De tanto que me espremem
sou, ao final do dia, muito escasso
em me querer, de tão explorado!
É assim que eles me resumem. 
Eu poderia alargar o meu valor
e ser mais que um mero trabalhador
porém, neste lugar, eu apenas valho
a minha força de trabalho.

Daniel Lima
A diarista

Todo dia, a labuta diária
na luta pela sobrevivência
lhe sequela tão logo a vida
que, como pele em piçarra,
se esfarela, ferida,
torna-se apoucada, feia,
de tanto demorar-se na panela
e no chão da casa alheia;
tanto é que só à tardinha,
quando à sua casa regressa
é que, enfim, a sua vida começa.

Daniel Lima

Andarilho solitário (crônica)

À primeira vista, a rua estava completamente deserta, de modo que se escutava somente o sopro esfuziante do vento varrendo a poeira, balançando os arvoredos e misturando-se à fragrância das flores. O céu, ao contrário da rua, estava no seu ápice, pois a lua encontrava-se plena e as inúmeras estrelas brilhavam solenemente.

O transcorrer daquela noite me era convidativo. Espantava de mim o sono que, por vezes, me faz perder um tempo precioso desta vida fugaz, proporcionando-me, com isso, significativo deleite frente aos primores da natureza enquanto a cidade dormia. Naquele instante, portanto, não havia para mim sensação igual.

De súbito, meus olhos se exprimiram estupefatos, o coração pulsava em ritmo acelerado. Para mim, a noite não era mais a mesma diante do que vi. Meus olhares consternados acompanhavam a lentidão dos passos de um homem que passava a esmo pela rua, cuja aparência me permitia ter várias interpretações em deduzir as causas que o levaram àquela situação deplorável.

Saí da janela de onde eu estava observando, às pressas. Dirigi-me à cozinha e peguei um pedaço de pão com o intuito de me aproximar do morador de rua e oferecer-lhe o alimento, a fim de saciar a fome que lhe corroía o estômago. Naquele instante, vinha-me um demasiado espanto em concluir que os andarilhos solitários esbarram por nós cotidianamente e no entanto não os percebemos como pessoas de valor. Onde então, eles aparecem com gente?Acaso vivem soterrados por debaixo do tapete onde pisamos ?

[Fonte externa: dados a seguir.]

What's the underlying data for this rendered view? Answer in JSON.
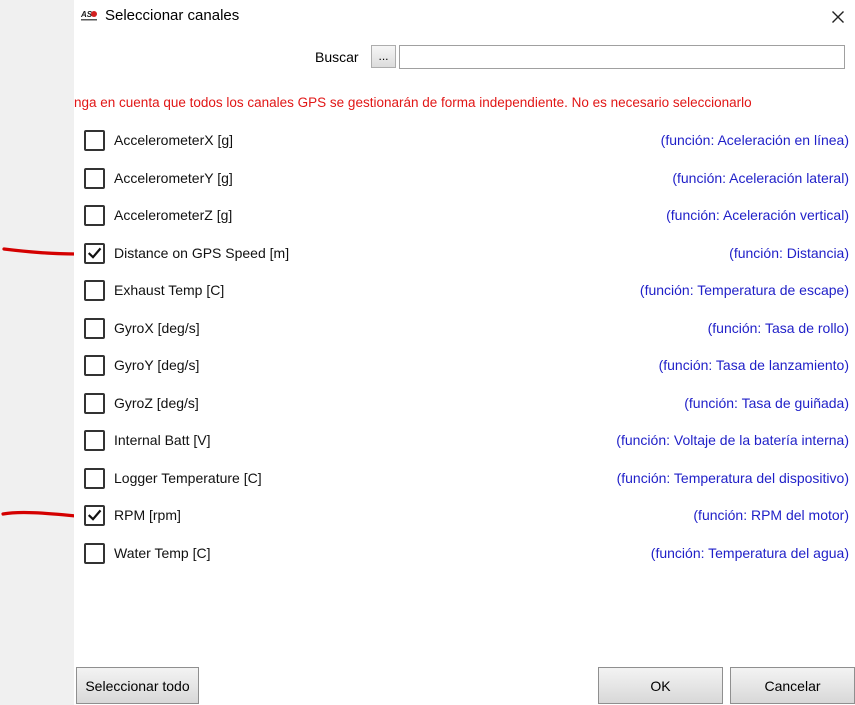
{
  "window": {
    "title": "Seleccionar canales",
    "close_glyph": "✕",
    "logo_icon": "aim-logo-icon"
  },
  "search": {
    "label": "Buscar",
    "button_label": "...",
    "value": "",
    "placeholder": ""
  },
  "note": {
    "text": "nga en cuenta que todos los canales GPS se gestionarán de forma independiente. No es necesario seleccionarlo"
  },
  "channels": [
    {
      "name": "AccelerometerX [g]",
      "function": "(función: Aceleración en línea)",
      "checked": false
    },
    {
      "name": "AccelerometerY [g]",
      "function": "(función: Aceleración lateral)",
      "checked": false
    },
    {
      "name": "AccelerometerZ [g]",
      "function": "(función: Aceleración vertical)",
      "checked": false
    },
    {
      "name": "Distance on GPS Speed [m]",
      "function": "(función: Distancia)",
      "checked": true
    },
    {
      "name": "Exhaust Temp [C]",
      "function": "(función: Temperatura de escape)",
      "checked": false
    },
    {
      "name": "GyroX [deg/s]",
      "function": "(función: Tasa de rollo)",
      "checked": false
    },
    {
      "name": "GyroY [deg/s]",
      "function": "(función: Tasa de lanzamiento)",
      "checked": false
    },
    {
      "name": "GyroZ [deg/s]",
      "function": "(función: Tasa de guiñada)",
      "checked": false
    },
    {
      "name": "Internal Batt [V]",
      "function": "(función: Voltaje de la batería interna)",
      "checked": false
    },
    {
      "name": "Logger Temperature [C]",
      "function": "(función: Temperatura del dispositivo)",
      "checked": false
    },
    {
      "name": "RPM [rpm]",
      "function": "(función: RPM del motor)",
      "checked": true
    },
    {
      "name": "Water Temp [C]",
      "function": "(función: Temperatura del agua)",
      "checked": false
    }
  ],
  "buttons": {
    "select_all": "Seleccionar todo",
    "ok": "OK",
    "cancel": "Cancelar"
  },
  "colors": {
    "note_text": "#e11616",
    "function_text": "#1f1fc8",
    "annotation_marks": "#d40000"
  }
}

Abri a porta ligeiramente, caminhei até a rua em passos apressados, nem calcei os chinelos para não perdê-lo de vista. Ao pisar no chão, senti de imediato a umidade causada pelo relento à superfície terrestre, pois os meus pés logo se molharam com as gotas de orvalho sobre a relva. Comecei a segui-lo com os devidos cuidados para que ele não pudesse me ver. Afinal, eu estava receoso.

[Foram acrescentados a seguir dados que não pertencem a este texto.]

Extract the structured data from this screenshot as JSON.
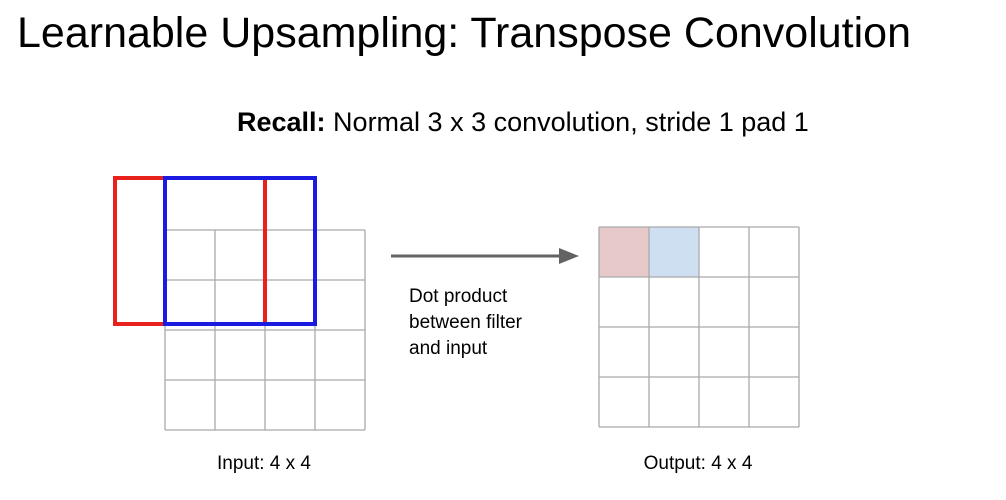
{
  "slide": {
    "title": "Learnable Upsampling: Transpose Convolution",
    "recall_label": "Recall:",
    "recall_text": " Normal 3 x 3 convolution, stride 1 pad 1"
  },
  "input_grid": {
    "rows": 4,
    "cols": 4,
    "caption": "Input: 4 x 4"
  },
  "output_grid": {
    "rows": 4,
    "cols": 4,
    "caption": "Output: 4 x 4",
    "highlighted_cells": [
      {
        "row": 0,
        "col": 0,
        "color": "#e8c9c9"
      },
      {
        "row": 0,
        "col": 1,
        "color": "#cddff0"
      }
    ]
  },
  "filters": [
    {
      "name": "red-filter",
      "color": "#e8211d",
      "start_row": -1,
      "start_col": -1,
      "size": 3
    },
    {
      "name": "blue-filter",
      "color": "#1a1ae0",
      "start_row": -1,
      "start_col": 0,
      "size": 3
    }
  ],
  "arrow": {
    "color": "#636363",
    "label_lines": [
      "Dot product",
      "between filter",
      "and input"
    ]
  },
  "colors": {
    "grid": "#a9a9a9",
    "text": "#000000"
  }
}
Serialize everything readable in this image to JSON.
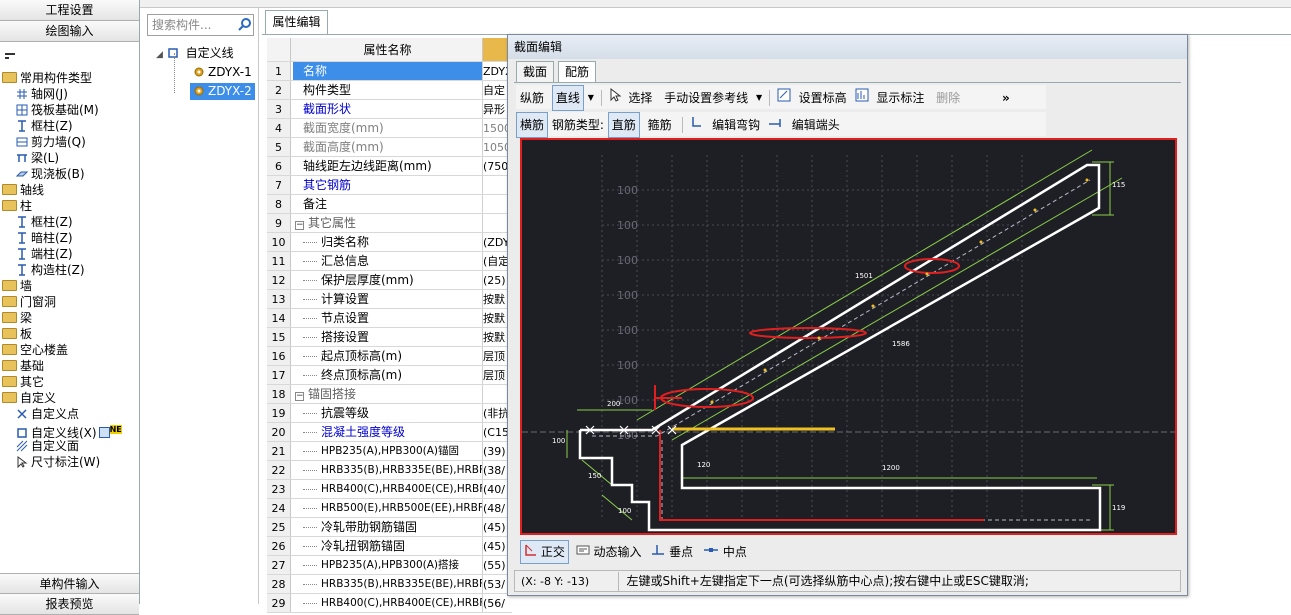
{
  "left_panel": {
    "header_top": "工程设置",
    "header_second": "绘图输入",
    "footer_first": "单构件输入",
    "footer_second": "报表预览",
    "tree": [
      {
        "label": "常用构件类型",
        "level": 0,
        "icon": "folder-icon"
      },
      {
        "label": "轴网(J)",
        "level": 1,
        "icon": "grid-icon"
      },
      {
        "label": "筏板基础(M)",
        "level": 1,
        "icon": "raft-icon"
      },
      {
        "label": "框柱(Z)",
        "level": 1,
        "icon": "column-icon"
      },
      {
        "label": "剪力墙(Q)",
        "level": 1,
        "icon": "wall-icon"
      },
      {
        "label": "梁(L)",
        "level": 1,
        "icon": "beam-icon"
      },
      {
        "label": "现浇板(B)",
        "level": 1,
        "icon": "slab-icon"
      },
      {
        "label": "轴线",
        "level": 0,
        "icon": "folder-icon"
      },
      {
        "label": "柱",
        "level": 0,
        "icon": "folder-icon"
      },
      {
        "label": "框柱(Z)",
        "level": 1,
        "icon": "column-icon"
      },
      {
        "label": "暗柱(Z)",
        "level": 1,
        "icon": "column-icon"
      },
      {
        "label": "端柱(Z)",
        "level": 1,
        "icon": "column-icon"
      },
      {
        "label": "构造柱(Z)",
        "level": 1,
        "icon": "column-icon"
      },
      {
        "label": "墙",
        "level": 0,
        "icon": "folder-icon"
      },
      {
        "label": "门窗洞",
        "level": 0,
        "icon": "folder-icon"
      },
      {
        "label": "梁",
        "level": 0,
        "icon": "folder-icon"
      },
      {
        "label": "板",
        "level": 0,
        "icon": "folder-icon"
      },
      {
        "label": "空心楼盖",
        "level": 0,
        "icon": "folder-icon"
      },
      {
        "label": "基础",
        "level": 0,
        "icon": "folder-icon"
      },
      {
        "label": "其它",
        "level": 0,
        "icon": "folder-icon"
      },
      {
        "label": "自定义",
        "level": 0,
        "icon": "folder-icon"
      },
      {
        "label": "自定义点",
        "level": 1,
        "icon": "custom-point-icon"
      },
      {
        "label": "自定义线(X)",
        "level": 1,
        "icon": "custom-line-icon",
        "badge": "NE"
      },
      {
        "label": "自定义面",
        "level": 1,
        "icon": "custom-area-icon"
      },
      {
        "label": "尺寸标注(W)",
        "level": 1,
        "icon": "dimension-icon"
      }
    ]
  },
  "component_panel": {
    "search_placeholder": "搜索构件...",
    "root": "自定义线",
    "items": [
      "ZDYX-1",
      "ZDYX-2"
    ],
    "selected": "ZDYX-2"
  },
  "property_panel": {
    "tab": "属性编辑",
    "col_header": "属性名称",
    "rows": [
      {
        "n": "1",
        "name": "名称",
        "value": "ZDYX",
        "style": "blue",
        "selected": true
      },
      {
        "n": "2",
        "name": "构件类型",
        "value": "自定",
        "style": "normal"
      },
      {
        "n": "3",
        "name": "截面形状",
        "value": "异形",
        "style": "blue"
      },
      {
        "n": "4",
        "name": "截面宽度(mm)",
        "value": "1500",
        "style": "gray"
      },
      {
        "n": "5",
        "name": "截面高度(mm)",
        "value": "1050",
        "style": "gray"
      },
      {
        "n": "6",
        "name": "轴线距左边线距离(mm)",
        "value": "(750",
        "style": "normal"
      },
      {
        "n": "7",
        "name": "其它钢筋",
        "value": "",
        "style": "blue"
      },
      {
        "n": "8",
        "name": "备注",
        "value": "",
        "style": "normal"
      },
      {
        "n": "9",
        "name": "其它属性",
        "value": "",
        "style": "group"
      },
      {
        "n": "10",
        "name": "归类名称",
        "value": "(ZDY",
        "style": "child"
      },
      {
        "n": "11",
        "name": "汇总信息",
        "value": "(自定",
        "style": "child"
      },
      {
        "n": "12",
        "name": "保护层厚度(mm)",
        "value": "(25)",
        "style": "child"
      },
      {
        "n": "13",
        "name": "计算设置",
        "value": "按默",
        "style": "child"
      },
      {
        "n": "14",
        "name": "节点设置",
        "value": "按默",
        "style": "child"
      },
      {
        "n": "15",
        "name": "搭接设置",
        "value": "按默",
        "style": "child"
      },
      {
        "n": "16",
        "name": "起点顶标高(m)",
        "value": "层顶",
        "style": "child"
      },
      {
        "n": "17",
        "name": "终点顶标高(m)",
        "value": "层顶",
        "style": "child"
      },
      {
        "n": "18",
        "name": "锚固搭接",
        "value": "",
        "style": "group"
      },
      {
        "n": "19",
        "name": "抗震等级",
        "value": "(非抗",
        "style": "child"
      },
      {
        "n": "20",
        "name": "混凝土强度等级",
        "value": "(C15",
        "style": "childblue"
      },
      {
        "n": "21",
        "name": "HPB235(A),HPB300(A)锚固",
        "value": "(39)",
        "style": "child"
      },
      {
        "n": "22",
        "name": "HRB335(B),HRB335E(BE),HRBF",
        "value": "(38/",
        "style": "child"
      },
      {
        "n": "23",
        "name": "HRB400(C),HRB400E(CE),HRBF",
        "value": "(40/",
        "style": "child"
      },
      {
        "n": "24",
        "name": "HRB500(E),HRB500E(EE),HRBF",
        "value": "(48/",
        "style": "child"
      },
      {
        "n": "25",
        "name": "冷轧带肋钢筋锚固",
        "value": "(45)",
        "style": "child"
      },
      {
        "n": "26",
        "name": "冷轧扭钢筋锚固",
        "value": "(45)",
        "style": "child"
      },
      {
        "n": "27",
        "name": "HPB235(A),HPB300(A)搭接",
        "value": "(55)",
        "style": "child"
      },
      {
        "n": "28",
        "name": "HRB335(B),HRB335E(BE),HRBF",
        "value": "(53/",
        "style": "child"
      },
      {
        "n": "29",
        "name": "HRB400(C),HRB400E(CE),HRBF",
        "value": "(56/",
        "style": "child"
      }
    ]
  },
  "dialog": {
    "title": "截面编辑",
    "tabs": [
      "截面",
      "配筋"
    ],
    "active_tab": "配筋",
    "toolbar1": {
      "longitudinal": "纵筋",
      "line": "直线",
      "select": "选择",
      "manual_ref": "手动设置参考线",
      "set_elev": "设置标高",
      "show_label": "显示标注",
      "delete": "删除",
      "more": "»"
    },
    "toolbar2": {
      "transverse": "横筋",
      "rebar_type_label": "钢筋类型:",
      "straight": "直筋",
      "stirrup": "箍筋",
      "edit_hook": "编辑弯钩",
      "edit_end": "编辑端头"
    },
    "canvas_labels": {
      "ticks": [
        "100",
        "100",
        "100",
        "100",
        "100",
        "100",
        "100",
        "100"
      ],
      "dim_115": "115",
      "dim_1501": "1501",
      "dim_1586": "1586",
      "dim_200": "200",
      "dim_100_left": "100",
      "dim_120": "120",
      "dim_1200": "1200",
      "dim_150": "150",
      "dim_100_bottom": "100",
      "dim_119": "119"
    },
    "bottom_toolbar": {
      "ortho": "正交",
      "dynamic_input": "动态输入",
      "perpendicular": "垂点",
      "midpoint": "中点"
    },
    "status": {
      "coords": "(X: -8 Y: -13)",
      "message": "左键或Shift+左键指定下一点(可选择纵筋中心点);按右键中止或ESC键取消;"
    }
  },
  "colors": {
    "accent": "#3399ff",
    "selected_row": "#3c8ee8",
    "canvas_bg": "#1e1e25",
    "highlight_red": "#e02020",
    "blue_text": "#0000cc"
  }
}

De longe o vi sentar-se na calçada de um comércio e fui ao seu encalço. Por minutos, porém, fiquei a espreitar-lhe o comportamento, quando decide de vez ir ao seu encontro. Então, lhe ofereci o pedaço de pão, ele o pegou de minha mão sem olhar-me o rosto, um tanto desconfiado, reação esta que já esperava de uma pessoa que vive exposta às mazelas das ruas. Aproveitei o momento oportuno para inquirir algumas perguntas, mas ele silenciava. Aliás, estava com a boca cheia, de modo que devorava o alimento como quem não se alimentava há dias. Diante daquela cena meus olhos embaçaram e as lágrimas rolaram até se estatelarem sobre o chão. Enxuguei o rosto e o fitei novamente, ele olhava sem ter um ponto fixo que pudesse lhe orientar a visão. Seus olhos eram tão úmidos quanto o relento sob o qual fazia morada. O semblante lívido, de pouca saúde, emanava uma tristeza profunda, como quem já morrera por dentro. Dispunha-me, naquele momento, a deduzir que a vida não lhe surtia mais nenhum sentido e a única motivação que lhe empurrava as pernas debilitadas, em detrimento das penalidades da vida, era procurar tão somente um singelo cantinho para se meter com a sua miséria.

Autor: Daniel Lima

  O MENINO RHAVI Era mais uma noite que eu tinha de enfrentar espasmos horripilantes e insônias eternas. Porém, naquela ocasião os meus sent...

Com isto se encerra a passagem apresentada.